Buffy knew that word meant something different to English people--or several different somethings--so she gave Moira's arm a quick squeeze and let it slide. The Watcher promised to come back in a few hours to check on Giles and give him another shot. She said she'd let herself out--Buffy let her do that.

Giles lay still and quiet in Buffy's bed, looking very big and dark and masculine against all the pink, peach and white in her room. His eyes were half-open and kind of glazed, though they followed Buffy when she moved. She sat in the chair Moira'd brought to the bedside and gazed down at him, reaching out to lightly rub her thumb against his temple. His eyes closed, making him looked almost relaxed, or maybe just monumentally stoned. Moira said he probably felt like he'd been beaten with chains, and there were a couple deep cuts that it was too late to stitch, but she hadn't been able to find any broken bones--except, of course, for his hand, and possibly some ribs that Buffy herself had cracked by holding him so tight.

Moira didn't say, but although the soreness might last for days, and the hand would probably take all summer to heal, it was the magic burn-out that really worried her--and since Moira seemed to know more about magic than just about anyone else, that scared Buffy more than any other thing could.

"It's too soon to tell," the Watcher told her--which either meant exactly that--that it really was too soon--or else that Moira didn't want to drop the bomb on her all at once.

"Hope for the best, expect the worst," her mom sometimes said.

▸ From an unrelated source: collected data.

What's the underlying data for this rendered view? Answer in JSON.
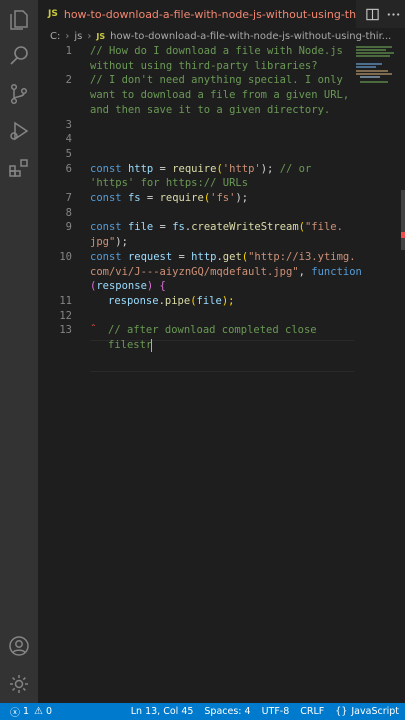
{
  "tab": {
    "language_badge": "JS",
    "title": "how-to-download-a-file-with-node-js-without-using-third-party-l"
  },
  "breadcrumb": {
    "drive": "C:",
    "folder": "js",
    "language_badge": "JS",
    "file": "how-to-download-a-file-with-node-js-without-using-thir..."
  },
  "editor": {
    "line_numbers": [
      "1",
      "2",
      "3",
      "4",
      "5",
      "6",
      "7",
      "8",
      "9",
      "10",
      "11",
      "12",
      "13"
    ],
    "code": {
      "l1a": "// How do I download a file with Node.js",
      "l1b": "without using third-party libraries?",
      "l2a": "// I don't need anything special. I only",
      "l2b": "want to download a file from a given URL,",
      "l2c": "and then save it to a given directory.",
      "l6_const": "const",
      "l6_http": "http",
      "l6_eq": " = ",
      "l6_require": "require",
      "l6_open": "(",
      "l6_str": "'http'",
      "l6_close": ");",
      "l6_comment": " // or",
      "l6_comment2": "'https' for https:// URLs",
      "l7_const": "const",
      "l7_fs": "fs",
      "l7_eq": " = ",
      "l7_require": "require",
      "l7_open": "(",
      "l7_str": "'fs'",
      "l7_close": ");",
      "l9_const": "const",
      "l9_file": "file",
      "l9_eq": " = ",
      "l9_fs": "fs",
      "l9_dot": ".",
      "l9_fn": "createWriteStream",
      "l9_open": "(",
      "l9_str1": "\"file.",
      "l9_str2": "jpg\"",
      "l9_close": ");",
      "l10_const": "const",
      "l10_request": "request",
      "l10_eq": " = ",
      "l10_http": "http",
      "l10_dot": ".",
      "l10_get": "get",
      "l10_open": "(",
      "l10_str1": "\"http://i3.ytimg.",
      "l10_str2": "com/vi/J---aiyznGQ/mqdefault.jpg\"",
      "l10_comma": ", ",
      "l10_function": "function",
      "l10_popen": "(",
      "l10_response": "response",
      "l10_pclose": ")",
      "l10_brace": " {",
      "l11_response": "response",
      "l11_dot": ".",
      "l11_pipe": "pipe",
      "l11_open": "(",
      "l11_file": "file",
      "l11_close": ");",
      "l13a": "// after download completed close",
      "l13b": "filestr"
    }
  },
  "statusbar": {
    "errors": "1",
    "warnings": "0",
    "position": "Ln 13, Col 45",
    "spaces": "Spaces: 4",
    "encoding": "UTF-8",
    "eol": "CRLF",
    "language": "JavaScript"
  },
  "colors": {
    "accent": "#007acc",
    "tab_title": "#f48771",
    "comment": "#6a9955",
    "keyword": "#569cd6",
    "string": "#ce9178"
  }
}
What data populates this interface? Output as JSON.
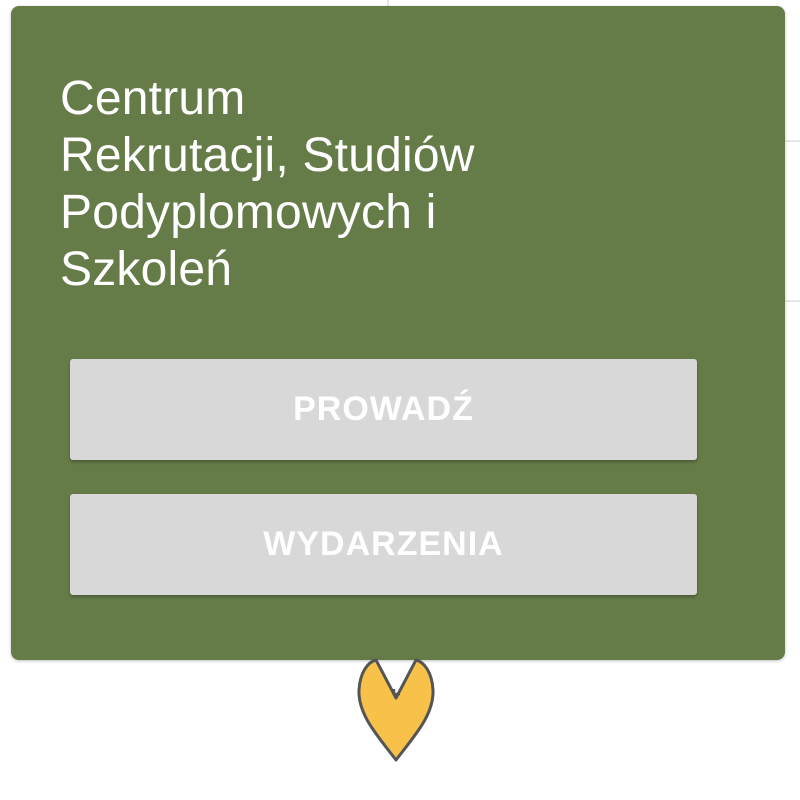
{
  "popup": {
    "title": "Centrum\nRekrutacji, Studiów\nPodyplomowych i\nSzkoleń",
    "background_color": "#667c48",
    "buttons": {
      "lead_label": "PROWADŹ",
      "events_label": "WYDARZENIA"
    }
  },
  "marker": {
    "icon": "map-pin-heart-icon",
    "fill_color": "#f8c14a",
    "stroke_color": "#555555"
  }
}
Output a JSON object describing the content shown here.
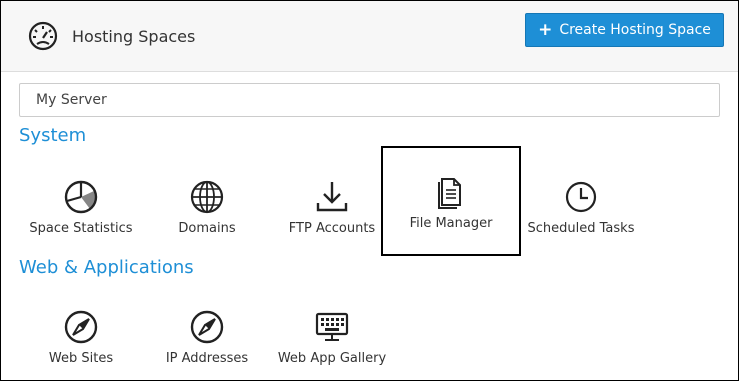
{
  "header": {
    "title": "Hosting Spaces",
    "create_button_label": "Create Hosting Space",
    "icon": "dashboard-gauge-icon"
  },
  "server_field": {
    "value": "My Server"
  },
  "sections": [
    {
      "title": "System",
      "items": [
        {
          "label": "Space Statistics",
          "icon": "pie-chart-icon"
        },
        {
          "label": "Domains",
          "icon": "globe-icon"
        },
        {
          "label": "FTP Accounts",
          "icon": "download-tray-icon"
        },
        {
          "label": "File Manager",
          "icon": "documents-icon",
          "focused": true
        },
        {
          "label": "Scheduled Tasks",
          "icon": "clock-icon"
        }
      ]
    },
    {
      "title": "Web & Applications",
      "items": [
        {
          "label": "Web Sites",
          "icon": "compass-icon"
        },
        {
          "label": "IP Addresses",
          "icon": "compass-icon"
        },
        {
          "label": "Web App Gallery",
          "icon": "keyboard-icon"
        }
      ]
    }
  ],
  "colors": {
    "accent": "#1e8fd6",
    "header_bg": "#f7f7f7",
    "text": "#333333"
  }
}
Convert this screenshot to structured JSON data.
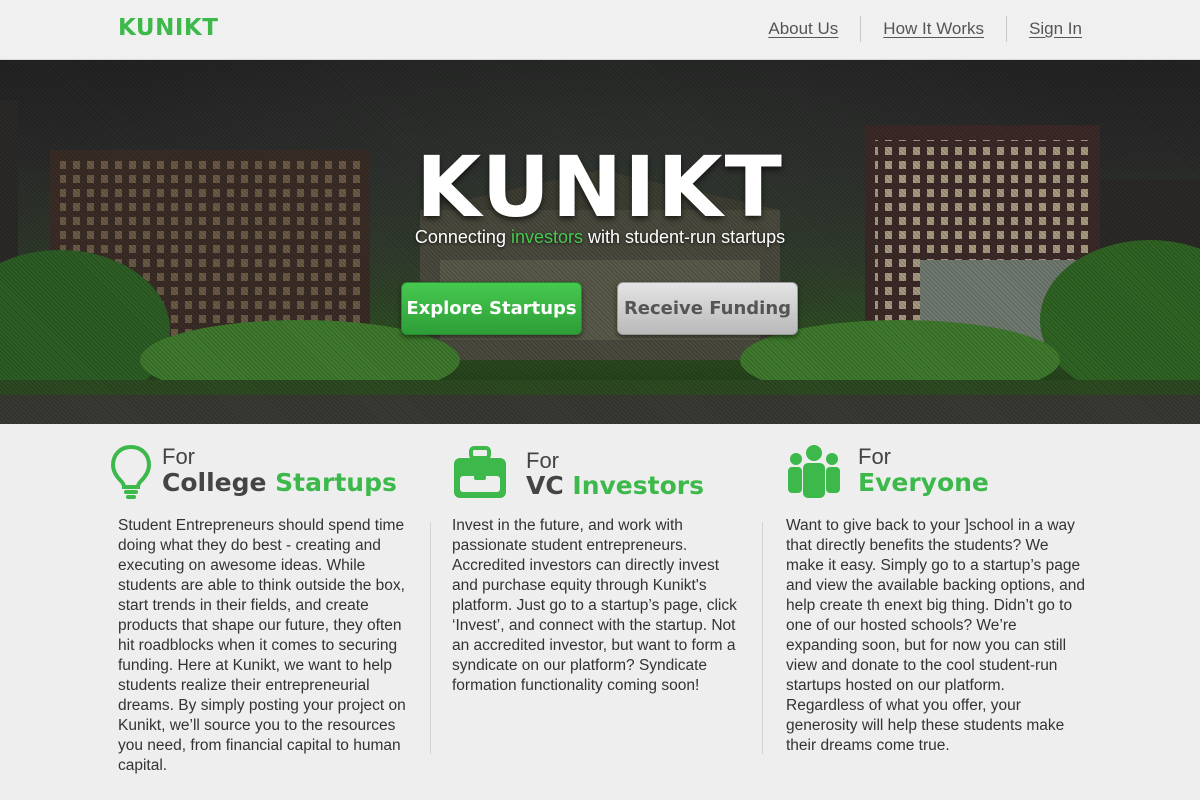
{
  "nav": {
    "logo": "KUNIKT",
    "links": [
      "About Us",
      "How It Works",
      "Sign In"
    ]
  },
  "hero": {
    "title": "KUNIKT",
    "subtitle_pre": "Connecting ",
    "subtitle_accent": "investors",
    "subtitle_post": " with student-run startups",
    "primary_button": "Explore Startups",
    "secondary_button": "Receive Funding"
  },
  "columns": [
    {
      "icon": "lightbulb-icon",
      "for_label": "For",
      "title_plain": "College ",
      "title_accent": "Startups",
      "body": "Student Entrepreneurs should spend time doing what they do best - creating and executing on awesome ideas. While students are able to think outside the box, start trends in their fields, and create products that shape our future, they often hit roadblocks when it comes to securing funding. Here at Kunikt, we want to help students realize their entrepreneurial dreams. By simply posting your project on Kunikt, we’ll source you to the resources you need, from financial capital to human capital."
    },
    {
      "icon": "briefcase-icon",
      "for_label": "For",
      "title_plain": "VC ",
      "title_accent": "Investors",
      "body": "Invest in the future, and work with passionate student entrepreneurs. Accredited investors can directly invest and purchase equity through Kunikt's platform. Just go to a startup’s page, click ‘Invest’,  and connect with the startup. Not an accredited investor, but want to form a syndicate on our platform? Syndicate formation functionality coming soon!"
    },
    {
      "icon": "group-icon",
      "for_label": "For",
      "title_plain": "",
      "title_accent": "Everyone",
      "body": "Want to give back to your ]school in a way that directly benefits the students? We make it easy. Simply go to a startup’s page and view the available backing options, and help create th enext big thing. Didn’t go to one of our hosted schools? We’re expanding soon, but for now you can still view and donate to the cool student-run startups hosted on our platform. Regardless of what you offer, your generosity will help these students make their dreams come true."
    }
  ],
  "colors": {
    "accent": "#3cb94a",
    "nav_bg": "#f0f0f0",
    "body_bg": "#eeeeee",
    "secondary_button": "#c4c4c4"
  }
}
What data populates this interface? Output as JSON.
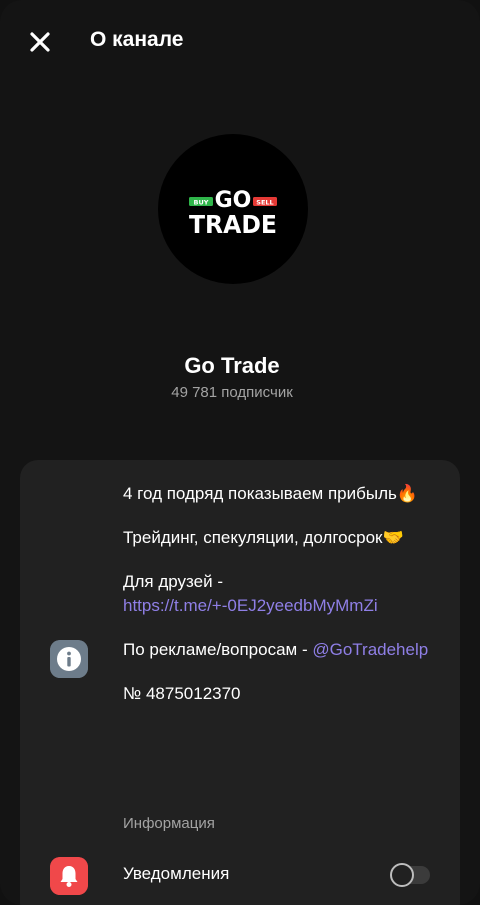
{
  "header": {
    "title": "О канале",
    "close_icon": "close-icon"
  },
  "channel": {
    "name": "Go Trade",
    "subscribers": "49 781 подписчик",
    "logo": {
      "text_top": "GO",
      "text_bottom": "TRADE",
      "buy": "BUY",
      "sell": "SELL",
      "colors": {
        "buy": "#2fb54a",
        "sell": "#e53935",
        "background": "#000000"
      }
    }
  },
  "about": {
    "line1": "4 год подряд показываем прибыль🔥",
    "line2": "Трейдинг, спекуляции, долгосрок🤝",
    "friends_prefix": "Для друзей - ",
    "friends_link": "https://t.me/+-0EJ2yeedbMyMmZi",
    "ads_prefix": "По рекламе/вопросам - ",
    "ads_handle": "@GoTradehelp",
    "number": "№ 4875012370",
    "label": "Информация",
    "icon": "info-icon"
  },
  "notifications": {
    "label": "Уведомления",
    "icon": "bell-icon",
    "enabled": false
  },
  "colors": {
    "background": "#141414",
    "card": "#212121",
    "link": "#8f7fe6",
    "secondary_text": "#a3a3a3",
    "info_icon_bg": "#6d7c8a",
    "bell_icon_bg": "#f0484a"
  }
}
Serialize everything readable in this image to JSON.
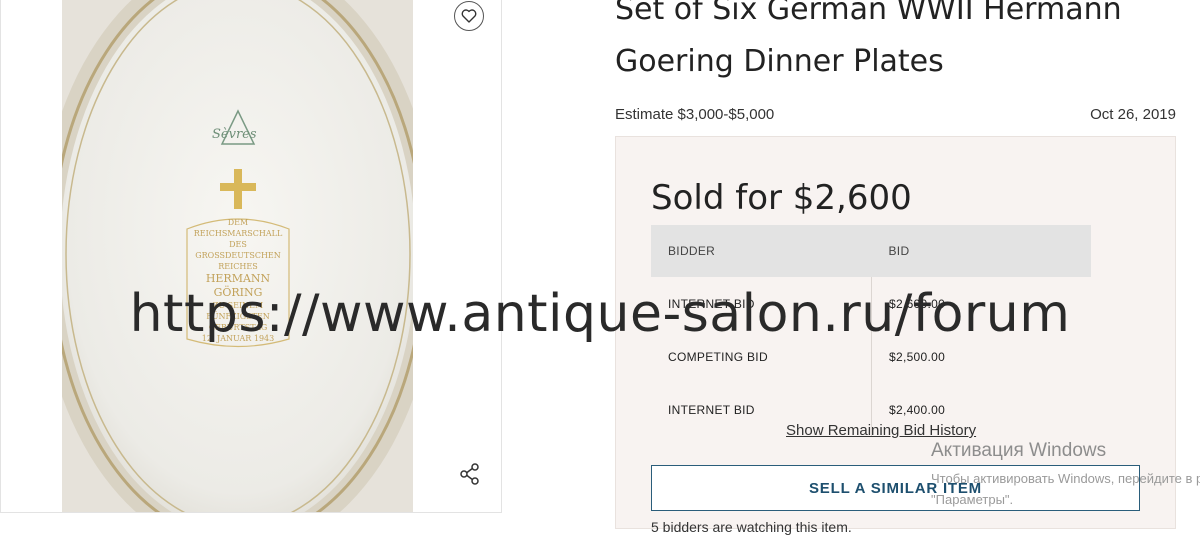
{
  "lot": {
    "title": "Set of Six German WWII Hermann Goering Dinner Plates",
    "estimate": "Estimate $3,000-$5,000",
    "date": "Oct 26, 2019",
    "sold_for": "Sold for $2,600"
  },
  "plate_inscription": [
    "DEM",
    "REICHSMARSCHALL",
    "DES",
    "GROSSDEUTSCHEN",
    "REICHES",
    "HERMANN",
    "GÖRING",
    "ZU SEINEM",
    "FÜNFZIGSTEN",
    "GEBURTSTAG",
    "12. JANUAR 1943"
  ],
  "plate_logo": "Sèvres",
  "bids": {
    "headers": [
      "BIDDER",
      "BID"
    ],
    "rows": [
      {
        "bidder": "INTERNET BID",
        "bid": "$2,600.00"
      },
      {
        "bidder": "COMPETING BID",
        "bid": "$2,500.00"
      },
      {
        "bidder": "INTERNET BID",
        "bid": "$2,400.00"
      }
    ]
  },
  "actions": {
    "show_history": "Show Remaining Bid History",
    "sell_similar": "SELL A SIMILAR ITEM",
    "watching": "5 bidders are watching this item."
  },
  "icons": {
    "favorite": "heart-icon",
    "share": "share-icon"
  },
  "overlay": {
    "watermark": "https://www.antique-salon.ru/forum",
    "windows_title": "Активация Windows",
    "windows_line1": "Чтобы активировать Windows, перейдите в раздел",
    "windows_line2": "\"Параметры\"."
  },
  "colors": {
    "accent": "#1d4f6e",
    "panel_bg": "#f8f3f1",
    "table_header_bg": "#e3e3e3"
  }
}
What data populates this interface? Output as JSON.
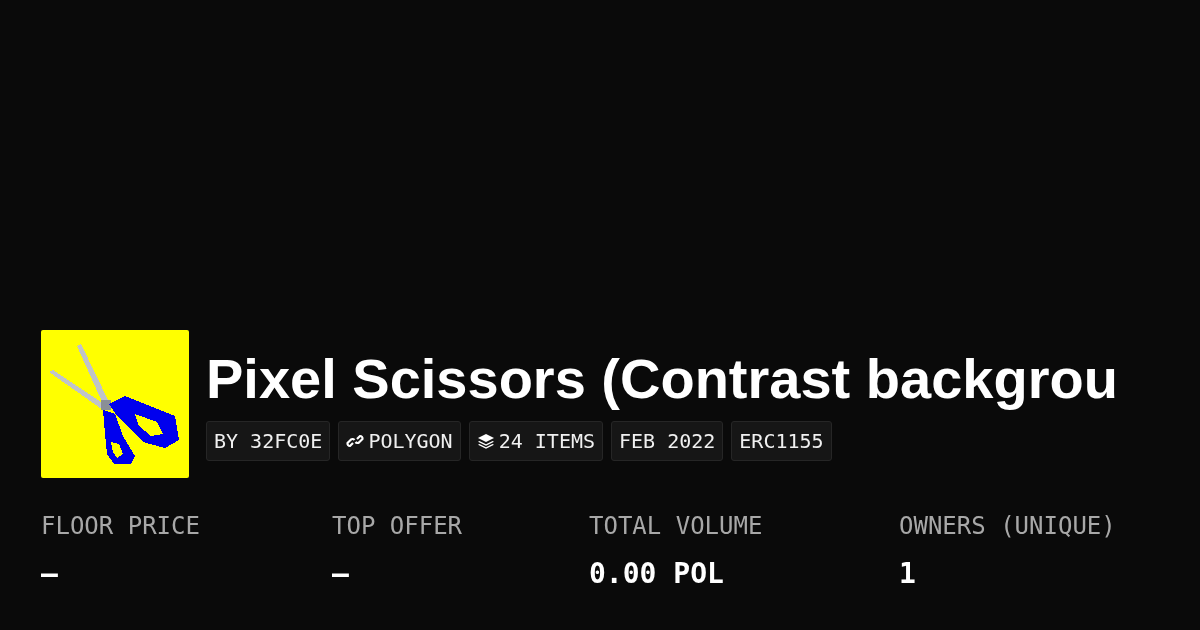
{
  "collection": {
    "title": "Pixel Scissors (Contrast backgrou",
    "tags": [
      {
        "kind": "text",
        "label": "BY 32FC0E"
      },
      {
        "kind": "chain",
        "label": "POLYGON"
      },
      {
        "kind": "items",
        "label": "24 ITEMS"
      },
      {
        "kind": "text",
        "label": "FEB 2022"
      },
      {
        "kind": "text",
        "label": "ERC1155"
      }
    ]
  },
  "stats": [
    {
      "label": "FLOOR PRICE",
      "value": "–"
    },
    {
      "label": "TOP OFFER",
      "value": "–"
    },
    {
      "label": "TOTAL VOLUME",
      "value": "0.00 POL"
    },
    {
      "label": "OWNERS (UNIQUE)",
      "value": "1"
    }
  ]
}
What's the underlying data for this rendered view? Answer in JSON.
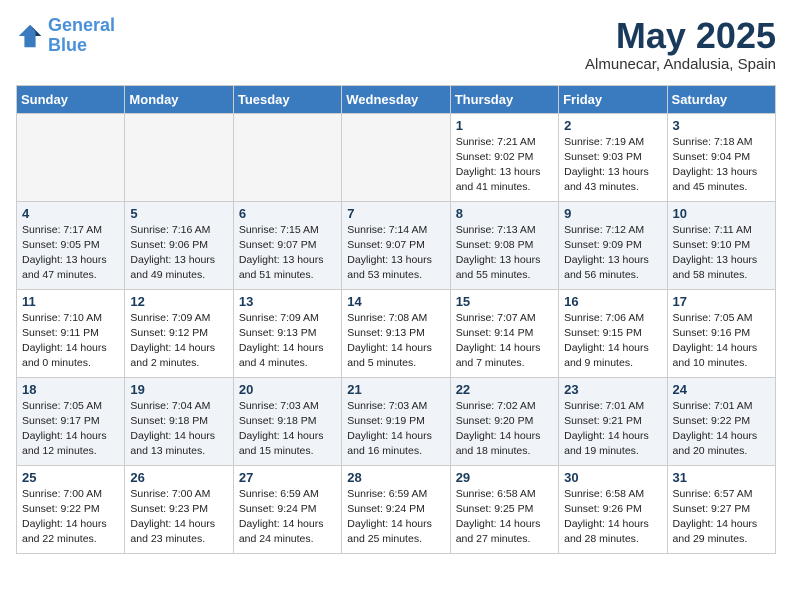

Whatever that meant.

Buffy realized that Giles had taken hold of her hand, and given it a gentle little tug, probably all that he could manage at that point.

"What?" she said to him. "You want me to join you?"

Another tug, his reddened eyes gazing up into hers.

"What, I'm not s'posed to go away this time?" She couldn't help but tease him a little, so relieved that he wanted her--that he felt well enough to want her. When Giles released her hand, Buffy shed her robe and slid in beside him, moving as carefully as she could, afraid that she might jostle or hurt him. Slowly, his head moved to her shoulder, and he curled up against her, his good hand resting lightly at her waist.

Buffy shifted to kiss his mouth with the same care--just a whisper of a kiss, but he smiled against her lips. "Goodnight," she said, even though it was morning. "Sleep tight."

They drifted off together, and stayed down for hours, not waking until footsteps sounded on the stairs, and the bedroom door swung open, and her mom's voice said, "Oh, Buffy, honey, I was so... I was... Buffy? Buffy, oh my God!"